Cada vez que un servicio se rompe en RHEL o Rocky, el reflejo del equipo de guardia es el mismo: setenforce 0, problema resuelto, ticket cerrado. Seis meses despues el cluster entero corre en permissive, nadie recuerda por que, y el informe de compliance se convierte en ciencia ficcion. El equipo Basilisk OffSec paso los ultimos dos anos derribando ambientes asi en red teams autorizados, y la conclusion es directa: SELinux apagado acorta el camino de un RCE en PHP-FPM hasta root en menos de 90 segundos. Este articulo no vende magia, muestra el flujo que usamos para entregar modulos .pp versionados en produccion sin romper deploys.

Antes de escribir cualquier policy, necesitas leer lo que ya existe. El comando seinfo -t lista alrededor de 5.000 tipos en RHEL 9 estandar, y sesearch --allow -s httpd_t muestra exactamente lo que Apache puede tocar. Iniciamos toda investigacion con ausearch -m AVC -ts recent corriendo en paralelo con el servicio en modo permissive TEMPORARIO, jamas el sistema entero. Usa semanage permissive -a httpd_t para aislar solo el dominio bajo investigacion. Ese patron salvo auditorias completas que describimos en Hardening de Linux Server: CIS Benchmark Aplicado sin Romper Produccion, donde CIS exige enforcing global pero permite excepciones documentadas por dominio.

audit2allow es un arma de doble filo. Ejecutar ausearch -m AVC | audit2allow -M mimodulo genera un .te que compila y funciona, pero frecuentemente concede permisos absurdos tipo allow httpd_t shadow_t:file read. Nuestro checklist interno exige que cada .te pase por revision manual antes del semodule -i. Busca reglas que toquen shadow_t, etc_t, kernel_t o self:capability sys_admin, esas son banderas rojas. En una investigacion reciente, descrita parcialmente en DFIR en Linux: Triaje en Vivo con UAC y Velociraptor, un modulo generado a ciegas habia abierto acceso a /etc/sudoers y nadie lo noto por ocho meses.

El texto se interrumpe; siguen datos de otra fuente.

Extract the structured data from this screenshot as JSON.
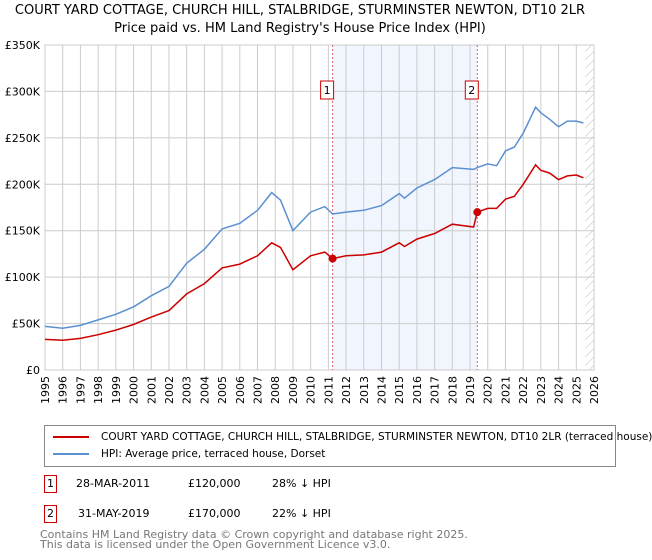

Para servicios nuevos, preferimos escribir policy desde cero con el lenguaje macro del refpolicy. Un modulo tipico tiene tres archivos: miservicio.te con las reglas, miservicio.fc con file contexts y miservicio.if con interfaces para otros dominios. El make -f /usr/share/selinux/devel/Makefile genera el .pp que instalas con semodule -i. Versionamos esos tres archivos en git junto con Ansible, y cada PR corre checkmodule -M -m y sediff contra la baseline. Ese proceso se conecta con lo que mostramos en Supply Chain Security: Firma con Sigstore y SBOM Real en CI/CD, donde el .pp termina firmado con Sigstore antes de llegar a los nodos.

Los servicios que abren sockets en puertos no estandar son el caso mas comun de ruptura silenciosa. Postgres en 5433 por ejemplo necesita semanage port -a -t postgresql_port_t -p tcp 5433, y no una nueva policy. Nginx sirviendo archivos fuera de /var/www quiere semanage fcontext -a -t httpd_sys_content_t "/srv/app(/.*)?" seguido de restorecon -Rv /srv/app. El 80 por ciento de los casos que vemos son file context y port labeling, no policy nueva. El equipo que entiende esa diferencia ahorra horas, y el tema reaparece cuando discutimos pivoting interno en Nmap Avanzado: Scripts NSE para Recon Interno en Lab Corporativo Simulado.

El mantenimiento en produccion exige observabilidad. Configuramos setroubleshoot-server en modo silent enviando AVCs al SIEM via journald, con reglas Sigma especificas para denials no esperados. Cuando un deploy rompe, la alerta llega antes que el usuario se queje. Tambien corremos sealert -a /var/log/audit/audit.log semanalmente en staging para detectar policy drift. Ese ciclo de feedback continuo es exactamente lo que defendemos en Purple Team en la Practica: Construyendo Ciclo de Feedback Red vs Blue: red team encuentra el camino, blue team escribe la policy, y la policy entra al pipeline.

Takeaway practico: nunca corras setenforce 0 en produccion por mas de 15 minutos. Usa semanage permissive -a dominio_t para aislar el problema, captura AVCs con ausearch, revisa audit2allow manualmente, commitea el .te en git, firma el .pp y despliega via Ansible. Si no puedes justificar cada allow rule en revision de codigo, la policy no esta lista. SELinux no es obstaculo, es el ultimo perimetro despues que el atacante ya esta adentro.